Shekhar is certain that Tigmanshu had a harder time making this film since it’s a commercial entertainer, unlike Bandit Queen. “I loved the film. It’s very difficult to pull off something like this, and quite brave of him (Tigmanshu) to attempt such a genre. He brought out all the characters in a balanced manner, and yet made it entertaining and commercial. I didn’t have that burden to carry,” feels Shekhar.
When Tigmanshu decided to make this biopic on the slain dacoits of Chambal, he had to do a great amount of research and accumulate details on Paan Singh. “Bandit Queen was already very famous when I made the film. She was alive, Tishu (Tigmanshu) didn’t have that luxury,” says Shekhar.
Produced by UTV Motion Pictures, the film tracks the life of Paan Singh Tomar, who, from a junior army officer to a gold medallist runner, metamorphoses into a rebel by joining a gang of gunmen.
Does he claim credit as being Tigmanshu’s muse? Shekhar laughs it off, “Every film has its own identity. I’m proud that he’s made it so well. But if Tishu had to give any credit to Bandit Queen, I’d be happy to accept it.”

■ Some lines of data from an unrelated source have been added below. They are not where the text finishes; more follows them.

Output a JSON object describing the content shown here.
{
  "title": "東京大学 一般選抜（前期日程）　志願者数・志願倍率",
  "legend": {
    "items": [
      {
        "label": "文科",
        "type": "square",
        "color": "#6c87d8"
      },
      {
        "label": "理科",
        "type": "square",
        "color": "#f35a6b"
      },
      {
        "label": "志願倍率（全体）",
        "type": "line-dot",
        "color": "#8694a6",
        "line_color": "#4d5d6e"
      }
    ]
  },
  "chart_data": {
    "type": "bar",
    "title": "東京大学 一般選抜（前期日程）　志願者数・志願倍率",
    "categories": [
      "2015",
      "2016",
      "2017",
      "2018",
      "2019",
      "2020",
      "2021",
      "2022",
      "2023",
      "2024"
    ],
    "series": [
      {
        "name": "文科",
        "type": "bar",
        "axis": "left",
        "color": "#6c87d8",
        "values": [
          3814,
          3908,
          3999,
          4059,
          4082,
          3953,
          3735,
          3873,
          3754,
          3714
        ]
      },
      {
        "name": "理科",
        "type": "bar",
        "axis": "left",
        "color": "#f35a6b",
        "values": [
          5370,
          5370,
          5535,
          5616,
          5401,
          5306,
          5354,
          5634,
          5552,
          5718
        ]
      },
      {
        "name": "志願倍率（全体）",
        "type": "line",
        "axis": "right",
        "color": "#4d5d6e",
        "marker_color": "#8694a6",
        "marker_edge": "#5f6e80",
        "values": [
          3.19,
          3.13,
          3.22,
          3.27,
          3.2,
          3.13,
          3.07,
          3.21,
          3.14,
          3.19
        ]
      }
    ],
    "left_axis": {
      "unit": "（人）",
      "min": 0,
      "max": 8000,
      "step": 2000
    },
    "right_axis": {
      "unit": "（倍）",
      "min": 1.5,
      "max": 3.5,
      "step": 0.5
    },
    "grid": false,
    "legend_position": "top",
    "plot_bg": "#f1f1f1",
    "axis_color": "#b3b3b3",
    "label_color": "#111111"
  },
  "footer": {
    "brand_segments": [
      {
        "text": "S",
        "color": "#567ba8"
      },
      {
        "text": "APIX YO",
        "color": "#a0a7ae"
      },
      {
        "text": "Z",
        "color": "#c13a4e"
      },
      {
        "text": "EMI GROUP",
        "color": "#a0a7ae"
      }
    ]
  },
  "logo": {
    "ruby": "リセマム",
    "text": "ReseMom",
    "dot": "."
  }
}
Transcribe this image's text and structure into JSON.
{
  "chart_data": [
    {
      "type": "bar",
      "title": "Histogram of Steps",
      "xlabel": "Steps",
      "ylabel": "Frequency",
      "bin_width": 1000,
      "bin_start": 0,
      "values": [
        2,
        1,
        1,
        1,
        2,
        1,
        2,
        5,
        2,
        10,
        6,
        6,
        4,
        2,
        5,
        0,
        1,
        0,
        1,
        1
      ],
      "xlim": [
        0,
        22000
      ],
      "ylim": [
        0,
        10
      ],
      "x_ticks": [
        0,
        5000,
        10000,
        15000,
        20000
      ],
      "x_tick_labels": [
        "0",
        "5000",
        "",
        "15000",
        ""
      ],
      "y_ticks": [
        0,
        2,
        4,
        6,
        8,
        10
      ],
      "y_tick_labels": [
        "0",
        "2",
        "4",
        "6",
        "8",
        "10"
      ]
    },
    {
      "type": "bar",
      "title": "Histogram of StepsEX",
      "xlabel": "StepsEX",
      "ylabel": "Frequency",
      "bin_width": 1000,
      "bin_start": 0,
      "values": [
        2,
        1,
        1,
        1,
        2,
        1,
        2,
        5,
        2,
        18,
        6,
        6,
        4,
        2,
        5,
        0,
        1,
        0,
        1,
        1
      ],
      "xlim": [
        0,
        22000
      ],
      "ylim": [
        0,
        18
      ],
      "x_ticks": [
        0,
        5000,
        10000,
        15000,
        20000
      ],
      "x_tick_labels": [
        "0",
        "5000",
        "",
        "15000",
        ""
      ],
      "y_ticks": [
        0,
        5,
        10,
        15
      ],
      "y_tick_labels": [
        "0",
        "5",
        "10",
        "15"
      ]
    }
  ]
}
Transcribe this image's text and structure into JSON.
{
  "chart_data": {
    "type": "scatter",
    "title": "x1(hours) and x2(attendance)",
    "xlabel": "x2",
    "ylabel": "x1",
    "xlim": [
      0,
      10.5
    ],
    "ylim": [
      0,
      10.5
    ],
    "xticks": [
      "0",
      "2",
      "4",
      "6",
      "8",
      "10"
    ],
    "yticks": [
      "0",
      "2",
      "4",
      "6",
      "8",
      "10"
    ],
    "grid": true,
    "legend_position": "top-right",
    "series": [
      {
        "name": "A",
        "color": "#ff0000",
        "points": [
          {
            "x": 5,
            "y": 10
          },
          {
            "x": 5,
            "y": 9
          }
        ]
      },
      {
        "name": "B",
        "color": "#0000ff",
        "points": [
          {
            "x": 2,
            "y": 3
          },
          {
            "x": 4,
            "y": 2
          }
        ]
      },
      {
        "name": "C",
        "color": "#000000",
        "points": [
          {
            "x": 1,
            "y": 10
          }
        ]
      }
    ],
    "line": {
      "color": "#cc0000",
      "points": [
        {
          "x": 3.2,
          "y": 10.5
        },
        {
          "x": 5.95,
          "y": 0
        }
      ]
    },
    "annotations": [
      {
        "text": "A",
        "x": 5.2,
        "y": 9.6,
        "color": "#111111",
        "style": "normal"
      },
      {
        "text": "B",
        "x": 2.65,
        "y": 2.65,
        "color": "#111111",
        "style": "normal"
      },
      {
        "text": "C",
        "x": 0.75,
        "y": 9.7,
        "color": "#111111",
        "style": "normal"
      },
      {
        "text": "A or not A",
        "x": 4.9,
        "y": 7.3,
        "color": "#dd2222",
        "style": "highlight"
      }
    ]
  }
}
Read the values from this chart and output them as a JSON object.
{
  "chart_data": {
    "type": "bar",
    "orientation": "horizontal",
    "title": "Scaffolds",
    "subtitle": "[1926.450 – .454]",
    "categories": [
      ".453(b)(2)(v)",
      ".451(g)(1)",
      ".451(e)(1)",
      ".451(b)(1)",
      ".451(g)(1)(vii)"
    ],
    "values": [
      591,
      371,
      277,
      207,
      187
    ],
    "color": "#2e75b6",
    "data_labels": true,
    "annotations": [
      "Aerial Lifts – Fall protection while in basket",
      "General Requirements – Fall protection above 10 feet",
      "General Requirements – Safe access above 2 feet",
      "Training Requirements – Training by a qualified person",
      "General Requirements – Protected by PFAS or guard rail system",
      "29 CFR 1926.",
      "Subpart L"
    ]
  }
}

Ask Shekhar about his recent tweet, ‘I still feel Bandit Queen was my best film and not sure I can better that,’ and he replies, “Such films just happen. Till today, I am surprised how it actually happened.”
Commending Tigmanshu’s film for taking him on a nostalgia trip, he signs off, “It reminds me of the adventure of filmmaking in the valleys of Chambal.”